Routing to external services

You can configure your gateway to route incoming requests from the gateway directly to a hostname or IP address that is located outside your cluster by using ExternalService custom resources. For example, you might want your gateway to serve endpoints in both a Kubernetes or OpenShift cluster and in your on-prem data center. Because external endpoints cannot be automatically discovered by Gloo Gateway, you create an ExternalService resource.
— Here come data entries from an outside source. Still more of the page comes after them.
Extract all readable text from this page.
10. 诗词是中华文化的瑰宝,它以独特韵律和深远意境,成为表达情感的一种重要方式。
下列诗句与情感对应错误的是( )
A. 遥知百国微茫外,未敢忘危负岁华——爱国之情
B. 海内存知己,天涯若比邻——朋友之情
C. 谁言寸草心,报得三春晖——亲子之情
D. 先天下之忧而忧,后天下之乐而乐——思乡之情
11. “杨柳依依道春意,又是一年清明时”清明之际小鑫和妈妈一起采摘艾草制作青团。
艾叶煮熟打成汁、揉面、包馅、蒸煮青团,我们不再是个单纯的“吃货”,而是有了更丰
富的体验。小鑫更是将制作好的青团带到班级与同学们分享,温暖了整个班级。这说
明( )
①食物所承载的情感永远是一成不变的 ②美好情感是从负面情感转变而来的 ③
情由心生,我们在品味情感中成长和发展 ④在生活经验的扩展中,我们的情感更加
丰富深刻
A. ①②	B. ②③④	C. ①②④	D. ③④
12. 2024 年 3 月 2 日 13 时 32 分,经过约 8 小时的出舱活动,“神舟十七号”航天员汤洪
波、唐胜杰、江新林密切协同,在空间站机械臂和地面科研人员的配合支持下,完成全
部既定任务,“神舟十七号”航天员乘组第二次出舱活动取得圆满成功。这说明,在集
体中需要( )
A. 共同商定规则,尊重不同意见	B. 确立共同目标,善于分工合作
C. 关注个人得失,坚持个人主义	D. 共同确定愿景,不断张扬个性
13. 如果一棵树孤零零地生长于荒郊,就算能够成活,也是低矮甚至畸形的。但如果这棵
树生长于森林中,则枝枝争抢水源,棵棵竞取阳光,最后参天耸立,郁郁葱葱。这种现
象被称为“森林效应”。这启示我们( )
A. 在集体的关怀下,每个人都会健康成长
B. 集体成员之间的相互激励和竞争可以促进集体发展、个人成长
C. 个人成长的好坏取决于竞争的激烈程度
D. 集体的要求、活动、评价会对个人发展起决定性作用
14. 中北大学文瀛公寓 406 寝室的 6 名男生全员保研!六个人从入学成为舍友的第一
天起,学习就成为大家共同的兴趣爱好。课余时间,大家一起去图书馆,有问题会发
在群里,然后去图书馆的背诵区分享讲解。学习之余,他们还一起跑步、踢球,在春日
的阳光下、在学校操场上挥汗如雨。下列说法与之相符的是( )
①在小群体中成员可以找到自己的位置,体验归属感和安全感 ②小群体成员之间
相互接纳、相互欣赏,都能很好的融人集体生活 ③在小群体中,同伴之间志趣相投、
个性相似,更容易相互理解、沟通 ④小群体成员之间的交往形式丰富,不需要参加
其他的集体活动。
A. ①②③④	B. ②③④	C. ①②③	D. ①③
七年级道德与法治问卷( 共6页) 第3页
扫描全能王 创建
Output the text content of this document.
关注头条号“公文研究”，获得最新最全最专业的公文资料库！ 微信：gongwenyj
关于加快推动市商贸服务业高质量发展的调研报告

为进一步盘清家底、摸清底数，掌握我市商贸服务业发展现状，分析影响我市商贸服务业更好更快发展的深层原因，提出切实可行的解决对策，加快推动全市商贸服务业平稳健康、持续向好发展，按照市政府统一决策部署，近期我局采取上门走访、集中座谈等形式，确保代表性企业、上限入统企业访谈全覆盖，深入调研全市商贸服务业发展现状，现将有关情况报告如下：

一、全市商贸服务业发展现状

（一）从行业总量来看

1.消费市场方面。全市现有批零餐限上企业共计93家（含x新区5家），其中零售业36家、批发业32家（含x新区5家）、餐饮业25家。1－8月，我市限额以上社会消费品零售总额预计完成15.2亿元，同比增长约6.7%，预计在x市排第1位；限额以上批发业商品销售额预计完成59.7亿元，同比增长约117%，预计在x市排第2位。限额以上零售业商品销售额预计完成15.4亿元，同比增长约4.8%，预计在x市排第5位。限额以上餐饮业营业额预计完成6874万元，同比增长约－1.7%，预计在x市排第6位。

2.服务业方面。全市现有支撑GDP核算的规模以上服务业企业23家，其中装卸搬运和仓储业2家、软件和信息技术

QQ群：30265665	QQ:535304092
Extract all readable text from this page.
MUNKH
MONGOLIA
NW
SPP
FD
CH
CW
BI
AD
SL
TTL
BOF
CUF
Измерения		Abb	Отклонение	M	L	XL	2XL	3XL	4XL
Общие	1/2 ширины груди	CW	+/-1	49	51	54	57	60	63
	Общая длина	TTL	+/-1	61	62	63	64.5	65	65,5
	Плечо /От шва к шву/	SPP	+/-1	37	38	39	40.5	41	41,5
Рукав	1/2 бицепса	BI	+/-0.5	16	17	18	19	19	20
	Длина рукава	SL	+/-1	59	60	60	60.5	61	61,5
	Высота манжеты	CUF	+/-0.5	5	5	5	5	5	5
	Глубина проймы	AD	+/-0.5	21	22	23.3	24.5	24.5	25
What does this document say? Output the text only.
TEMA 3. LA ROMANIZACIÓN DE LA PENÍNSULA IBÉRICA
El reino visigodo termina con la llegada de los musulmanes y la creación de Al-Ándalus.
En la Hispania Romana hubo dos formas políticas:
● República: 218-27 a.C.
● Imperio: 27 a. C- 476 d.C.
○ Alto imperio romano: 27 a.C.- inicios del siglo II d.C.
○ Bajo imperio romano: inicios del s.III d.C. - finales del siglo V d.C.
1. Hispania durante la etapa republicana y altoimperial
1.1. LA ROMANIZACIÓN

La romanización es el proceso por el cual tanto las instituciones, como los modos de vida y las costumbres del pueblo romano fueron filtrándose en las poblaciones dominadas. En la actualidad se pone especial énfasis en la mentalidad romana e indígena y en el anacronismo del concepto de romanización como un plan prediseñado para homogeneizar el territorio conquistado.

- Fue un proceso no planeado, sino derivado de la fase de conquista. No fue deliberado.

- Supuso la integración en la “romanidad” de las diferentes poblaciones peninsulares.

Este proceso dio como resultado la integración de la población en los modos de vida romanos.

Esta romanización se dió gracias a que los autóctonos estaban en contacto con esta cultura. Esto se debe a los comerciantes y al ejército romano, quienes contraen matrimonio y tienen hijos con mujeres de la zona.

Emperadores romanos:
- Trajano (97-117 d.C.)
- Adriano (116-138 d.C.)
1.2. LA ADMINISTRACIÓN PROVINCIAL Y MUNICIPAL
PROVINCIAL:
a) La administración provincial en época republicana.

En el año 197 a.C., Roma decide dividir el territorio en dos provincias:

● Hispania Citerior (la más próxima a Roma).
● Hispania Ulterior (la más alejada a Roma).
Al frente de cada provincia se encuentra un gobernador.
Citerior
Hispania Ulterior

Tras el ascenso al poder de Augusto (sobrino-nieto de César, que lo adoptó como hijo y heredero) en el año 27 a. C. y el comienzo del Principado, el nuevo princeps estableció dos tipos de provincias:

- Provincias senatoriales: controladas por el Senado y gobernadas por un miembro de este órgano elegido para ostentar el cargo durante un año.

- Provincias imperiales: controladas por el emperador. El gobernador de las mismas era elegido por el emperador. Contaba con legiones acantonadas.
ExternalService resources set up service entries that the gateway uses to determine the routing rules to the external endpoint.

The following diagram shows how you can use an ExternalService custom resource to route traffic to an external endpoint by using the endpoint's IP address, CIDR range, or hostname.

Routing to external services based on locality

To learn how to set up routing to external services, see Route to external services.

Considerations

Keep the following considerations in mind when you use external service custom resource to route traffic to an external endpoint:

Applying overlapping external service configuration

In some cases, you might have overlapping configuration across multiple external service resources. Gloo Gateway validates the addresses that you specify in each external service, and does not translate an external service that defines the same address as an external service that already exists in your Gloo Gateway environment. However, you can apply external services that define the same address in different workspaces, if the workspaces do not import or export the external service resources between them. For example, you might represent the same database with the same address by applying an external service in a staging workspace and by applying an external service in a prod workspace. Because you do not import or export the external service resources between these two workspaces, the external service resources can be safely applied.